Mais à cause du traité des Pyrénées, mec !

Comme chaque année pour la Saint Jean (24 juin), de nombreux chevaux et mulets provenant de différents élevages d’Espinabell (Province de Gérone, Espagne) franchissent la frontière française à 2319 mètres, au col Del Pal, à l’ombre du Costabone.

De novembre 1942 à août 1944, cette frontière a été fermée, contrôlée par des douaniers bavarois. Assistant à cette transhumance, qui permet aux animaux espagnols de pâturer en France sur le Pla de Camp magre, un randonneur interroge un habitant de Prats-de-Mollo chargé d‘enregistrer le passage et la qualité sanitaire des troupeaux : "Est-ce qu’en juin 43 et 44 la transhumance a pu avoir lieu ?"

Est-ce qu’en juin 43 et 44 la transhumance a pu avoir lieu ?

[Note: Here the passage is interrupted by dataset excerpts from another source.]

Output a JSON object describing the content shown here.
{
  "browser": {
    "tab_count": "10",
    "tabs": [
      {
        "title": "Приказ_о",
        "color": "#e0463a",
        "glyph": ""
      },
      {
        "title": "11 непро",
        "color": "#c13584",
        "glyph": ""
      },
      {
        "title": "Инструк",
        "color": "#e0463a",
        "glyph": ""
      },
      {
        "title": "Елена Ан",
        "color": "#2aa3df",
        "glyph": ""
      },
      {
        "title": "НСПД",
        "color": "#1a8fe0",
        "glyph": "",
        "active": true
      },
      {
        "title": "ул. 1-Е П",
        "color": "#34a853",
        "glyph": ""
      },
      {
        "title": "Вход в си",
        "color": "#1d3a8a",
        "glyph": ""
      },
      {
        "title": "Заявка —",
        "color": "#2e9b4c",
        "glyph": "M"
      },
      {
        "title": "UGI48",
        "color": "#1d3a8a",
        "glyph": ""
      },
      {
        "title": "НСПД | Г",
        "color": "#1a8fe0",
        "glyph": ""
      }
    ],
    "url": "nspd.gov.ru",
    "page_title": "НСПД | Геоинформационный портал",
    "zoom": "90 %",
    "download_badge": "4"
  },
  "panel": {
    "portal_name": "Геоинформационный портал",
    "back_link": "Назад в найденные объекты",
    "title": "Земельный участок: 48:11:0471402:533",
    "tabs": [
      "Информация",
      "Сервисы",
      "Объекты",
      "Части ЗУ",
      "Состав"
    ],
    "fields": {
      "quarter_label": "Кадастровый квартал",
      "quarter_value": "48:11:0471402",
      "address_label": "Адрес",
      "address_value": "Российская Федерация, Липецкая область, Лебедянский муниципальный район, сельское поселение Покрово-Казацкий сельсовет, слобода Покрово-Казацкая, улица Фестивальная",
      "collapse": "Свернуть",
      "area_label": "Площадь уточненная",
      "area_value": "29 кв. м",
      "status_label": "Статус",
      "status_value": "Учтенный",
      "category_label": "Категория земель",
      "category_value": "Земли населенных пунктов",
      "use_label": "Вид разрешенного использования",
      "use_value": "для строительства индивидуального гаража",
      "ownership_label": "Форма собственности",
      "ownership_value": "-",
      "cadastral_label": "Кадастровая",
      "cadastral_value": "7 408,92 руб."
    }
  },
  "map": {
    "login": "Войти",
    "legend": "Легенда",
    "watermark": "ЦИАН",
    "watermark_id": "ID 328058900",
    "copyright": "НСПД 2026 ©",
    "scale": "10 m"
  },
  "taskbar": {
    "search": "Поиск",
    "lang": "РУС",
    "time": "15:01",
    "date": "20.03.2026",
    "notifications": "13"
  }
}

Un vieux paysan du Vallespir qui a entendu la conversation répond à la question qui ne lui est pas posée personnellement : « Bien sûr qu’elle a eu lieu la transhumance !  »

Le randonneur dubitatif s’étonne que, la frontière étant fermée, les troupeaux aient pu venir en France : « Comment cela a-t-il été possible ? »

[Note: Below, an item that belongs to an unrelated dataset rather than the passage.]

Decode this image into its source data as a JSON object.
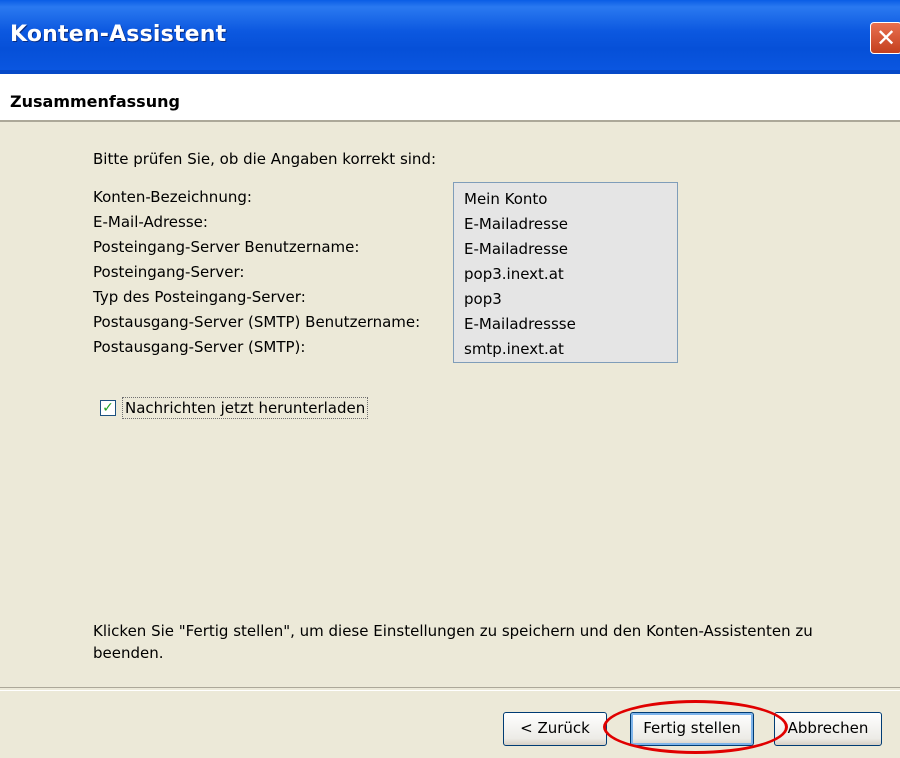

Le vieux paysan, comprenant que l’incompréhension du randonneur vient de son inculture, lâche alors en catalan : « Però a causa del Tractat dels Pirineus, home ! » Puis redit en français : « Mais à cause du Traité des Pyrénées, mec !  »

Pour tous les familiers de la transhumance présents, le Traité des Pyrénées (1659) [1], qui entérinait des pratiques multiséculaires, avait une telle force de loi qu’il était impensable que même les Allemands d’Adolf Hitler se risquent à ne pas le respecter.

Cette anecdote s’est produite en 1979. Il est probable que les randonneurs de 2018 ne connaissent pas mieux l’importance du traité des Pyrénées que les marcheurs qui randonnaient 40 ans avant eux.

Ceux qui déclarent aujourd’hui que connaître l’histoire ne sert à rien, devraient réfléchir à l’importance essentielle qu’a la culture et le passé de leurs ancêtres pour la plupart terriens.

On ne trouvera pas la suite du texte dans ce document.